Gordon:Certainly, some data show that a chemotherapy-free approach in patients with follicular lymphoma is perhaps equal to chemotherapy with rituximab plus either bendamustine or CHOP [cyclophosphamide, doxorubicin, vincristine, prednisone]. What people are beginning to look at are ways to improve that. Loretta J. Nastoupil, MD, of The University of Texas MD Anderson Cancer Center, presented a small study of lenalidomide, rituximab, and ibrutinib in patients with follicular lymphoma and marginal zone lymphoma.
Data are early, but the overall response rate (ORR) and complete response (CR) rates are quite impressive; the ORR was approximately 90% and the CR was close to that, at around 80%. This was a little bit surprising because ibrutinib in follicular lymphoma was a bit of a disappointment, based on some of the early studies that we saw. Maybe something is there, and synergy exists in a small number of patients.
Data were presented looking at the combination of obinutuzumab (Gazyva) and lenalidomide as upfront treatment in patients with follicular lymphoma. These patients did a maintenance course of therapy for 1 year with lenalidomide, and with obinutuzumab for another year. It was a long treatment, but it’s not different than what people do in follicular lymphoma after chemotherapy. We saw some very good responses and reasonable toxicity; with IMiDs, questions come up about secondary malignancies. That is something we are watching and nothing seems to stand out yet as a major concern, but that is also an important [area to study].

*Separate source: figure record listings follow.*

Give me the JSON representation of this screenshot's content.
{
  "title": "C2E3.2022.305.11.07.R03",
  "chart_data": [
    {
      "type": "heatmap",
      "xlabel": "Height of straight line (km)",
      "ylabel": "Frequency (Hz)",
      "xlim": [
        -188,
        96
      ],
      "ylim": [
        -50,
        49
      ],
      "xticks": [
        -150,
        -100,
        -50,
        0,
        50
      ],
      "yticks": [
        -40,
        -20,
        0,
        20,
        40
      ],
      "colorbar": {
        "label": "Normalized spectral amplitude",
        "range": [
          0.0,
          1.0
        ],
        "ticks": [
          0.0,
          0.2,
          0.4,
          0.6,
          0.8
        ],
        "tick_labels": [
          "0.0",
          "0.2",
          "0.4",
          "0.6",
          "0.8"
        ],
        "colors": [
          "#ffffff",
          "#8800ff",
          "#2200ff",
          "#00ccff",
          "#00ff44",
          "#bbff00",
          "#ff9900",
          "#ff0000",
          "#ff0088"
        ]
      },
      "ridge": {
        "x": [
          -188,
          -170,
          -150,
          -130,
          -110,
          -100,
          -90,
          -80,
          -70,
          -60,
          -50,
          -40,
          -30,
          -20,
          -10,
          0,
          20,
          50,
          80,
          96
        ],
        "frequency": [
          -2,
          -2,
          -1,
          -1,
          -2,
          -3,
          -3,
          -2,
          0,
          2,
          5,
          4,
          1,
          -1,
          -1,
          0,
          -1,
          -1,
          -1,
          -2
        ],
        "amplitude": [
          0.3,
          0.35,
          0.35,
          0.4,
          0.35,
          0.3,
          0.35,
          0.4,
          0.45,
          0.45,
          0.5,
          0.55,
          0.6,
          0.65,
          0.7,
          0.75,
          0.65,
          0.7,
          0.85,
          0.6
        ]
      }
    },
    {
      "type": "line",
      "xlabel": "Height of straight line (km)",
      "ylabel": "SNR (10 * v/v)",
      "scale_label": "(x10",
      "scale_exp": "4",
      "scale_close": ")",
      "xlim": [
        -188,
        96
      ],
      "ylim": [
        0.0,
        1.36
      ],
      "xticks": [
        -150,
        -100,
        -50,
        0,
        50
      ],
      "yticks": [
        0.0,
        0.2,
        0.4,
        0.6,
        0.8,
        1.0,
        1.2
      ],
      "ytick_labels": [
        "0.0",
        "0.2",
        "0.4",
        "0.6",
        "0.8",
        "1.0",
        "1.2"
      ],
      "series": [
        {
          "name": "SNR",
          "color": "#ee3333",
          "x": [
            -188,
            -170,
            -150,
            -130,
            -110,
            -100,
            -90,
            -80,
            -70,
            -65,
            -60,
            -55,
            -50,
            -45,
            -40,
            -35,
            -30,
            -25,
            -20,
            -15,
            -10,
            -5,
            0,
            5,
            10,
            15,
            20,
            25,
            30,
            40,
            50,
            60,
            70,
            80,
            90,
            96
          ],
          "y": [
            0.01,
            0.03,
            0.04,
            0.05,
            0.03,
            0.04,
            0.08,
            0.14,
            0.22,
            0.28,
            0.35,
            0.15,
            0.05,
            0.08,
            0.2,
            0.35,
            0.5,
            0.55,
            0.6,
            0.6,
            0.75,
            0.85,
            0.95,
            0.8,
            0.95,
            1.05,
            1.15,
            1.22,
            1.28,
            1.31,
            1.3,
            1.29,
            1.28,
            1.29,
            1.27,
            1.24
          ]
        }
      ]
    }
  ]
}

In the relapsed setting, patients have many options. John Leonard, MD, of Weill Cornell Medicine, presented the AUGMENT study. This was a randomized trial comparing R2with rituximab alone, and the results showed some clear improvement in PFS and, so far, OS in patients who get R2versus rituximab alone. Surprisingly, no increase in secondary malignancies occurred in the R2group; in fact, they were slightly less in that group. [R2has associated] toxicities, such as skin rashes, flare reactions, and neutropenia. The question in that study is, “Is rituximab alone enough?”

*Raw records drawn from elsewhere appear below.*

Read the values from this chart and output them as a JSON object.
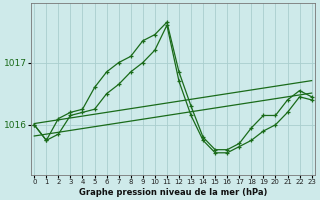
{
  "title": "Graphe pression niveau de la mer (hPa)",
  "background_color": "#ceeaea",
  "grid_color": "#aacece",
  "line_color": "#1a6b1a",
  "hours": [
    0,
    1,
    2,
    3,
    4,
    5,
    6,
    7,
    8,
    9,
    10,
    11,
    12,
    13,
    14,
    15,
    16,
    17,
    18,
    19,
    20,
    21,
    22,
    23
  ],
  "series_main": [
    1016.0,
    1015.75,
    1015.85,
    1016.15,
    1016.2,
    1016.25,
    1016.5,
    1016.65,
    1016.85,
    1017.0,
    1017.2,
    1017.6,
    1016.7,
    1016.15,
    1015.75,
    1015.55,
    1015.55,
    1015.65,
    1015.75,
    1015.9,
    1016.0,
    1016.2,
    1016.45,
    1016.4
  ],
  "series_high": [
    1016.0,
    1015.75,
    1016.1,
    1016.2,
    1016.25,
    1016.6,
    1016.85,
    1017.0,
    1017.1,
    1017.35,
    1017.45,
    1017.65,
    1016.85,
    1016.3,
    1015.8,
    1015.6,
    1015.6,
    1015.7,
    1015.95,
    1016.15,
    1016.15,
    1016.4,
    1016.55,
    1016.45
  ],
  "series_linear_high": [
    1016.02,
    1016.05,
    1016.08,
    1016.11,
    1016.14,
    1016.17,
    1016.2,
    1016.23,
    1016.26,
    1016.29,
    1016.32,
    1016.35,
    1016.38,
    1016.41,
    1016.44,
    1016.47,
    1016.5,
    1016.53,
    1016.56,
    1016.59,
    1016.62,
    1016.65,
    1016.68,
    1016.71
  ],
  "series_linear_low": [
    1015.82,
    1015.85,
    1015.88,
    1015.91,
    1015.94,
    1015.97,
    1016.0,
    1016.03,
    1016.06,
    1016.09,
    1016.12,
    1016.15,
    1016.18,
    1016.21,
    1016.24,
    1016.27,
    1016.3,
    1016.33,
    1016.36,
    1016.39,
    1016.42,
    1016.45,
    1016.48,
    1016.51
  ],
  "yticks": [
    1016,
    1017
  ],
  "ylim": [
    1015.2,
    1017.95
  ],
  "xlim": [
    -0.3,
    23.3
  ],
  "xtick_labels": [
    "0",
    "1",
    "2",
    "3",
    "4",
    "5",
    "6",
    "7",
    "8",
    "9",
    "10",
    "11",
    "12",
    "13",
    "14",
    "15",
    "16",
    "17",
    "18",
    "19",
    "20",
    "21",
    "22",
    "23"
  ],
  "ylabel_color": "#1a6b1a",
  "title_fontsize": 6.0,
  "ytick_fontsize": 6.5,
  "xtick_fontsize": 5.0
}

TARGETED ONCOLOGY:Will chimeric antigen receptor (CAR) T cell therapy potentially be explored?
Gordon:CAR T-cell therapy definitely has a role in this patient population; the early data with tisagenlecleucel (Kymriah) suggest very exciting response rates in patients with follicular lymphoma. We are interested in looking at CAR T-cell therapy in not only patients with either relapsed or [heavily] relapsed follicular lymphoma, but also in those who relapsed less than 24 months after chemotherapy or after initial therapy. We have to do better at managing the toxicities. We have to do better at managing the cost.
At our institution, Reem Karmali, MD, MS, has proposed radioimmunotherapy are better than the data with the cost, but that is down the road. That said, the [PI3K inhibitors] are out there and are active studies using CAR T cells in patients with early relapsed follicular with some concerning toxicities, such as diarrhea, hepatitis, and pneumonitis. The CHRONOS-1 study looked at copanlisib in lymphoma. Certainly, people around the country are going to do that. We have a study coming up with the use of ibritumomab tiuxetan (Zevalin) with pembrolizumab in those patients with relapsed follicular lymphoma.

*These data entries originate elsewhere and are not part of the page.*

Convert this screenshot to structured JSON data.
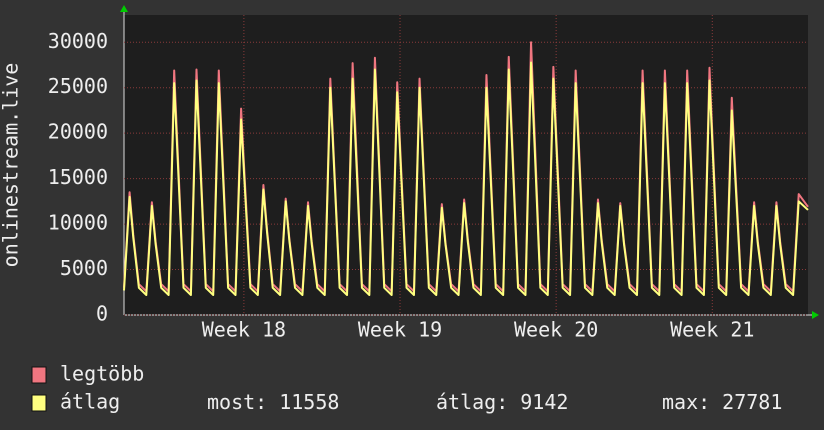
{
  "chart_data": {
    "type": "line",
    "y_label": "onlinestream.live",
    "x": [
      0,
      6,
      10,
      16,
      24,
      30,
      34,
      40,
      48,
      54,
      58,
      64,
      72,
      78,
      82,
      88,
      96,
      102,
      106,
      112,
      120,
      126,
      130,
      136,
      144,
      150,
      154,
      160,
      168,
      174,
      178,
      184,
      192,
      198,
      202,
      208,
      216,
      222,
      226,
      232,
      240,
      246,
      250,
      256,
      264,
      270,
      274,
      280,
      288,
      294,
      298,
      304,
      312,
      318,
      322,
      328,
      336,
      342,
      346,
      352,
      360,
      366,
      370,
      376,
      384,
      390,
      394,
      400,
      408,
      414,
      418,
      424,
      432,
      438,
      442,
      448,
      456,
      462,
      466,
      472,
      480,
      486,
      490,
      496,
      504,
      510,
      514,
      520,
      528,
      534,
      538,
      544,
      552,
      558,
      562,
      568,
      576,
      582,
      586,
      592,
      600,
      606,
      610,
      616,
      624,
      630,
      634,
      640,
      648,
      654,
      658,
      664,
      672,
      678,
      682,
      688,
      696,
      702,
      706,
      712,
      720,
      726,
      736
    ],
    "series": [
      {
        "name": "legtöbb",
        "color": "#f07680",
        "values": [
          3000,
          13500,
          8800,
          3400,
          2600,
          12400,
          8100,
          3400,
          2600,
          26900,
          17500,
          3400,
          2600,
          27000,
          17600,
          3400,
          2600,
          26900,
          17500,
          3400,
          2600,
          22700,
          14800,
          3400,
          2600,
          14300,
          9300,
          3400,
          2600,
          12800,
          8300,
          3400,
          2600,
          12400,
          8100,
          3400,
          2600,
          26000,
          16900,
          3400,
          2600,
          27700,
          18000,
          3400,
          2600,
          28300,
          18400,
          3400,
          2600,
          25600,
          16600,
          3400,
          2600,
          26000,
          16900,
          3400,
          2600,
          12200,
          7900,
          3400,
          2600,
          12700,
          8300,
          3400,
          2600,
          26400,
          17200,
          3400,
          2600,
          28400,
          18500,
          3400,
          2600,
          30000,
          19500,
          3400,
          2600,
          27300,
          17700,
          3400,
          2600,
          26900,
          17500,
          3400,
          2600,
          12700,
          8300,
          3400,
          2600,
          12300,
          8000,
          3400,
          2600,
          26900,
          17500,
          3400,
          2600,
          26900,
          17500,
          3400,
          2600,
          26900,
          17500,
          3400,
          2600,
          27200,
          17700,
          3400,
          2600,
          23900,
          15500,
          3400,
          2600,
          12400,
          8100,
          3400,
          2600,
          12400,
          8100,
          3400,
          2600,
          13300,
          11900
        ]
      },
      {
        "name": "átlag",
        "color": "#ffff80",
        "values": [
          2700,
          13000,
          8500,
          3000,
          2200,
          12000,
          7800,
          3000,
          2200,
          25500,
          16600,
          3000,
          2200,
          25800,
          16800,
          3000,
          2200,
          25500,
          16600,
          3000,
          2200,
          21500,
          14000,
          3000,
          2200,
          13800,
          9000,
          3000,
          2200,
          12500,
          8100,
          3000,
          2200,
          12000,
          7800,
          3000,
          2200,
          25000,
          16300,
          3000,
          2200,
          26000,
          16900,
          3000,
          2200,
          27000,
          17600,
          3000,
          2200,
          24500,
          15900,
          3000,
          2200,
          25000,
          16300,
          3000,
          2200,
          11800,
          7700,
          3000,
          2200,
          12300,
          8000,
          3000,
          2200,
          25000,
          16300,
          3000,
          2200,
          27000,
          17600,
          3000,
          2200,
          27781,
          18100,
          3000,
          2200,
          26000,
          16900,
          3000,
          2200,
          25500,
          16600,
          3000,
          2200,
          12300,
          8000,
          3000,
          2200,
          12000,
          7800,
          3000,
          2200,
          25500,
          16600,
          3000,
          2200,
          25500,
          16600,
          3000,
          2200,
          25500,
          16600,
          3000,
          2200,
          25800,
          16800,
          3000,
          2200,
          22500,
          14600,
          3000,
          2200,
          12000,
          7800,
          3000,
          2200,
          12000,
          7800,
          3000,
          2200,
          12500,
          11558
        ]
      }
    ],
    "xlim": [
      0,
      736
    ],
    "xticks": [
      {
        "value": 129,
        "label": "Week 18"
      },
      {
        "value": 297,
        "label": "Week 19"
      },
      {
        "value": 465,
        "label": "Week 20"
      },
      {
        "value": 633,
        "label": "Week 21"
      }
    ],
    "ylim": [
      0,
      33000
    ],
    "yticks": [
      0,
      5000,
      10000,
      15000,
      20000,
      25000,
      30000
    ],
    "grid": true,
    "stats": [
      {
        "label": "most:",
        "value": 11558
      },
      {
        "label": "átlag:",
        "value": 9142
      },
      {
        "label": "max:",
        "value": 27781
      }
    ]
  }
}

Preclinical laboratory studies are examining the effects of radiation and the combined synergistic effects of radiation and checkpoint inhibitors. We have reason to think that enhancement of radiation’s effects and of checkpoint inhibitors’ effects exists, based on how the immune system is modulated; myeloid-derived suppressor cells and T-regulatory cells might be affected by that combination. The creation of a favorable environment is an exciting area of research.